6-5768: Mitzvah 75

Talmidav Shel Aharon
6-5768: Mitzvah 75
November 26, 2007

Mitzvah 75 – It is a positive commandment to make a parapet about one’s roof, and to remove every stumbling block and possible cause of accident from one’s house.
Hafetz Hayim: For Scripture says, “then you shall make a parapet for our roof, that you shall not bring blood upon your house, etc.” (Deut. 22:8) Whoever leaves his roof without a parapet disobeys a positive commandment. So too with anything that constitutes a stumbling block, posing danger of death, such as a well or a pit. A barrier ten handbreadths high has to be made about it, and the barrier has to be strong enough to allow leaning on it without its collapsing. It is also forbidden to raise a bad [vicious] dog in one’s house.
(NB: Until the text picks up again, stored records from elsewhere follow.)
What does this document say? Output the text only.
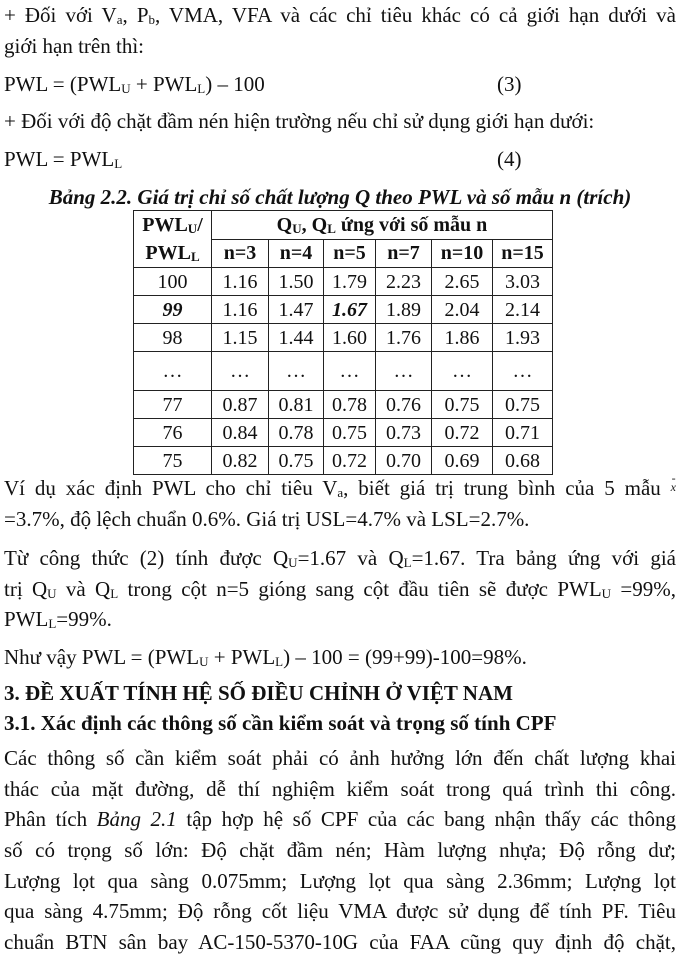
+ Đối với $V_a$, $P_b$, VMA, VFA và các chỉ tiêu khác có cả giới hạn dưới và
giới hạn trên thì:
PWL = $(PWL_U + PWL_L) - 100$	(3)
+ Đối với độ chặt đầm nén hiện trường nếu chỉ sử dụng giới hạn dưới:
PWL = $PWL_L$	(4)
Bảng 2.2. Giá trị chỉ số chất lượng Q theo PWL và số mẫu n (trích)
$PWL_U/$
$PWL_L$	$Q_U$, $Q_L$ ứng với số mẫu n					
	n=3	n=4	n=5	n=7	n=10	n=15
100	1.16	1.50	1.79	2.23	2.65	3.03
99	1.16	1.47	1.67	1.89	2.04	2.14
98	1.15	1.44	1.60	1.76	1.86	1.93
…	…	…	…	…	…	…
77	0.87	0.81	0.78	0.76	0.75	0.75
76	0.84	0.78	0.75	0.73	0.72	0.71
75	0.82	0.75	0.72	0.70	0.69	0.68
Ví dụ xác định PWL cho chỉ tiêu $V_a$, biết giá trị trung bình của 5 mẫu - x
=3.7%, độ lệch chuẩn 0.6%. Giá trị USL=4.7% và LSL=2.7%.
Từ công thức (2) tính được $Q_U=1.67$ và $Q_L=1.67$. Tra bảng ứng với giá
trị $Q_U$ và $Q_L$ trong cột n=5 gióng sang cột đầu tiên sẽ được $PWL_U =99\%$,
$PWL_L=99\%$.
Như vậy PWL = $(PWL_U + PWL_L) - 100 = (99+99)-100=98\%$.
3. ĐỀ XUẤT TÍNH HỆ SỐ ĐIỀU CHỈNH Ở VIỆT NAM
3.1. Xác định các thông số cần kiểm soát và trọng số tính CPF
Các thông số cần kiểm soát phải có ảnh hưởng lớn đến chất lượng khai
thác của mặt đường, dễ thí nghiệm kiểm soát trong quá trình thi công.
Phân tích Bảng 2.1 tập hợp hệ số CPF của các bang nhận thấy các thông
số có trọng số lớn: Độ chặt đầm nén; Hàm lượng nhựa; Độ rỗng dư;
Lượng lọt qua sàng 0.075mm; Lượng lọt qua sàng 2.36mm; Lượng lọt
qua sàng 4.75mm; Độ rỗng cốt liệu VMA được sử dụng để tính PF. Tiêu
chuẩn BTN sân bay AC-150-5370-10G của FAA cũng quy định độ chặt,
In Sefer Haredim, it is written, “When one bears this religious duty in mind every day, and sees if it requires any repair or improvement, it will be reckoned for him as though he fulfills the duty every day. It applies everywhere and in every time for both men and women.

The Sages have taken a very simple law and expanded it into one of the most important teachings in Judaism. Let us first examine the law. In ancient Israel, most houses had flat roofs that served as a meeting place and even a sleeping place when the weather was good. If the weather was warm outside or too hot inside, families would gather on the roof to escape the heat. The parapet, the small wall around the edge of the roof was a safety measure, to insure that nobody would accidentally fall off. Clearly it has to be strong enough to lean against. A roof that had no parapet was a serious accident waiting to happen.
The Sages of the Talmud however, saw that this law as the basis for an entire corpus of safety legislation. The end of the verse from Deuteronomy, for the sages, clearly implies that anything that may bring “blood upon your house” had to be addressed with proper safety measures. If you dug a pit, you had to put a fence around it so nobody would fall in. The same would apply if you dug a well. If you had a vicious dog, you could not rely on the chain or rope to prevent an accident. One could not thus own a vicious dog, nor keep an ox that had a history of goring other people. If you could not restrain your vicious animals, you were liable for any damages they caused.
It is not a long stretch to see that all manner of safety needs can be added to this law. A Jew should not live in an apartment that does not have child guards to prevent a child from leaning on a screen and falling out the window. One should not live in a tall building without proper fire escapes, or smoke detectors or even carbon monoxide detectors if they are appropriate. You should not chain your doors shut or place bars on the widows without making fire escape plans explicit. The fire plans themselves are included in this law. Poisons in the home would have to be clearly marked and kept out of reach of children. And homes with small children should be “baby proofed”. One could even say that it includes a provision that would require all passengers in a car driven by a Jew to wear seat belts.
If the prime directive of Judaism is to preserve life, than clearly these safety rules are designed to do just that. To endanger life would be to violate this prime directive. Little wonder that the Sages expanded this law to include all manner of safety instruction. They felt that everyone was responsible for the well being of those who lived in or were visiting their home.